After cutting the hull shape into the foam core board and securing it at a slight port roll angle I commenced thinking, again, about modeling water. I’m not at the heavy seas stage, but more concerned with relatively calm water that actually resembles sea water. At first I tried laying wave forms with small, rolled pieces of tissue soaked in water and white glue. After they were dry I decided they looked like pieces of rolled tissue soaked in white glue and water, so ripped them off, except for the bow and stern wakes. I put this construction on the shelf for a few days while I completely axed a couple of cheap airplane kits. I got out my old Tamiya 1:20 Ferrari F2000, fixed a few issues, touched up the paint with my airbrush and it was like a new car. This encouraged me to get the landing gear doors on the Tamiya F-16, which i did and it is sitting next to the Ferrari on what passes as my modeling display surface.

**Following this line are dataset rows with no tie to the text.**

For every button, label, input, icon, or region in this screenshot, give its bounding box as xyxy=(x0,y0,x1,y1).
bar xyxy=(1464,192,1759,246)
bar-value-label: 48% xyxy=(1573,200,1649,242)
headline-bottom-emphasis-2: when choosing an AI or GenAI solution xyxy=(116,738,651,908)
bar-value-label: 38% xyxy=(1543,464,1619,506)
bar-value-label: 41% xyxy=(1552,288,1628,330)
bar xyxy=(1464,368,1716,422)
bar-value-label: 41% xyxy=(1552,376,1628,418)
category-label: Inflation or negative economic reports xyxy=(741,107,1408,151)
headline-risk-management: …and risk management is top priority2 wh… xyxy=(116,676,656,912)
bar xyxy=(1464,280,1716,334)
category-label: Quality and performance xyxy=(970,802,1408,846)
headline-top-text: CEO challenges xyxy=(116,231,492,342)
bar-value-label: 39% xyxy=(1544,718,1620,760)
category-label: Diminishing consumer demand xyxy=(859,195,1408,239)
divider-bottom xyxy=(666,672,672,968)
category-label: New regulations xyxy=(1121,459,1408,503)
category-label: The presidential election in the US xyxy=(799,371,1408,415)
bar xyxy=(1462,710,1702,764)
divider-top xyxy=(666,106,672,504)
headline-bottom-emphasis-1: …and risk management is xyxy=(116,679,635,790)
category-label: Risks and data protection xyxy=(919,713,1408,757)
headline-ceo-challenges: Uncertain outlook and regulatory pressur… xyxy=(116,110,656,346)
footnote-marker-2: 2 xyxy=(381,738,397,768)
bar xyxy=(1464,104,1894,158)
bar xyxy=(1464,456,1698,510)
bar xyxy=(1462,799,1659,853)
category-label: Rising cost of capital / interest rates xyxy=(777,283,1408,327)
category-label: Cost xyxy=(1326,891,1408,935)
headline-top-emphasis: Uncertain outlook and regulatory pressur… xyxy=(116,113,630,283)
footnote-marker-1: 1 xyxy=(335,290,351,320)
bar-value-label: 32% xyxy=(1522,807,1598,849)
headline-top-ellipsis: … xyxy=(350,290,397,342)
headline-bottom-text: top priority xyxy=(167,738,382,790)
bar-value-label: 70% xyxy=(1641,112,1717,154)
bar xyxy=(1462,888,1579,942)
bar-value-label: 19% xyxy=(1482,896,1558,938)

Now ready for the Emden, I commenced painting abstract patterns on the foam core board in royal blue and basic green. The bow and stern “wakes” soaked up the paint and resembled mutant sea worms, so I ripped them off too. I applied two or three coats of each splotching (blending is too kind a word for it) them together. Looked like hell. But, undaunted, I set about smearing on my acrylic gel with my trusty popsicle stick, then lightly smacking it down on the wet gel and lifting it straight up in random patterns until it kind of looked like small wave-like ripples. Now that it is dry it is clear so the blue green splotch patterns show through. Next, I plan to lightly dry brush white over the tops of a few ‘ripples’ and around the bow and stern to suggest small wakes.
The big items now are the ship’s boats and davits, rigging the masts and their stays, which will require more wire eyes to be attached to the deck, flags, anchors, searchlights and little bits, then done. Oh, and repaint the hull where I slopped on some blue and green.